We use phrases like “what comes around goes around,” “reap what you sow,” and “come full circle” to describe what happens when a person’s actions result in consequences for the person. Unmistakably this is one of those moments for Jacob. Some would say Jacob gets what he deserves. One thing is certain. Jacob’s past decisions have finally caught up to him.
It is hard to imagine or feel the suffering dispensed by another until the giver of the suffering experiences it personally. Jacob, probably for the first time in his life, experiences a deep sense of wrongdoing and possibly even remorse for his collective transgressions.
Like Jacob, we have deceived others in one way or another. We’ve also probably experienced the consequences of our trickery. Perhaps the memories and the feelings unsettle us as we reflect on our actions. For this very reason we should not be too quick to judge Jacob and Laban for their individual trickery. And for this reason as well, we should quickly forgive when the tables turn and we find that we are the ones offended.
God, may I strive to be a righteous person. May I also be gentle and gracious to all those who are reaping what they have sown. Amen.
In the Genesis text, Jacob the trickster is tricked. Yet through a combination of patience and perseverance he ultimately wins Rachel, which sets the stage for all that follows in the story of Abraham’s family. Psalm 105 addresses a forgetful community that has lost touch with the God of the Exodus. Remembering becomes a powerful experience when it focuses on both God’s actions and God’s judgments. Romans 8 also serves as a reminder of God’s way, of God’s movements from knowledge to action, from saving grace to promised glory. The scribe of Matthew’s short parable brings out of the store- house both what is new and what is old. There is no true future without a remembrance of the past.

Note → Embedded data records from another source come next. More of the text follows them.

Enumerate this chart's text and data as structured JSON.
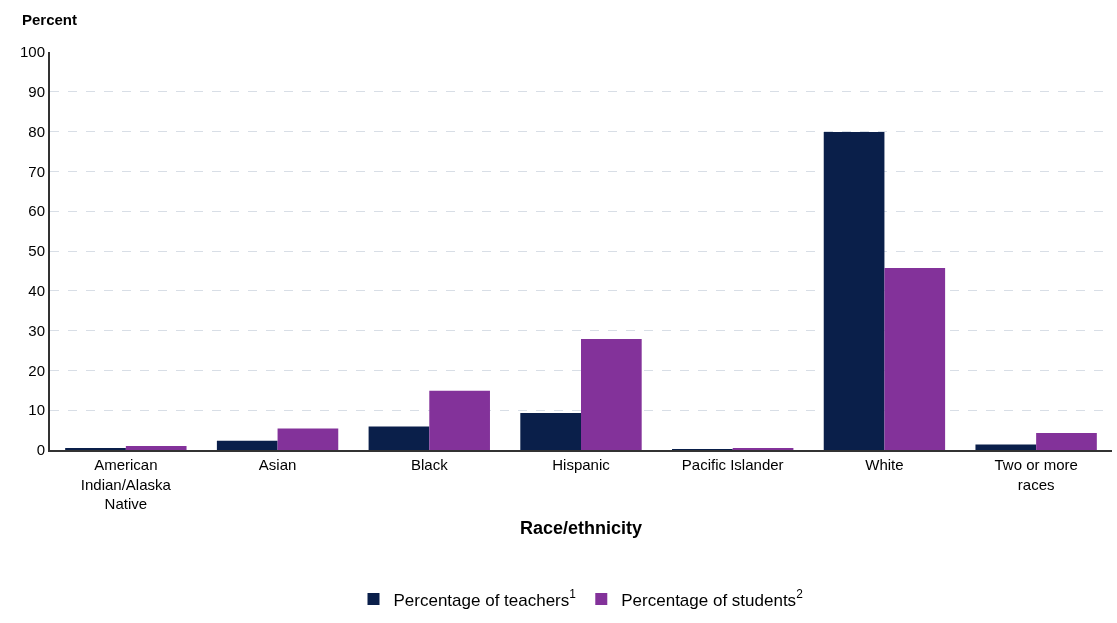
{
  "chart_data": {
    "type": "bar",
    "xlabel": "Race/ethnicity",
    "ylabel": "Percent",
    "categories": [
      "American Indian/Alaska Native",
      "Asian",
      "Black",
      "Hispanic",
      "Pacific Islander",
      "White",
      "Two or more races"
    ],
    "series": [
      {
        "name": "Percentage of teachers$^{1}$",
        "color": "#0a1f4a",
        "values": [
          0.4,
          2.3,
          5.9,
          9.3,
          0.1,
          79.9,
          1.4
        ]
      },
      {
        "name": "Percentage of students$^{2}$",
        "color": "#83329a",
        "values": [
          1.0,
          5.4,
          14.9,
          27.9,
          0.4,
          45.7,
          4.3
        ]
      }
    ],
    "ylim": [
      0,
      100
    ],
    "yticks": [
      0,
      10,
      20,
      30,
      40,
      50,
      60,
      70,
      80,
      90,
      100
    ],
    "grid": "y",
    "legend": "bottom"
  }
}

• Read Genesis 29:15-28. When have you experienced a setback due to poor treatment at the hands of someone you trusted? What did you learn?
• Read Psalm 105:1-11, 45b. How do you “seek God’s face”? How do you offer thanks to God?
• Read Romans 8:26-39. Consider Paul’s three questions and formulate a one- or two-sentence answer of your own.
• Read Matthew 13:31-33, 44-52. How do the parables about what the kingdom of God is like surprise you? How do they shock you?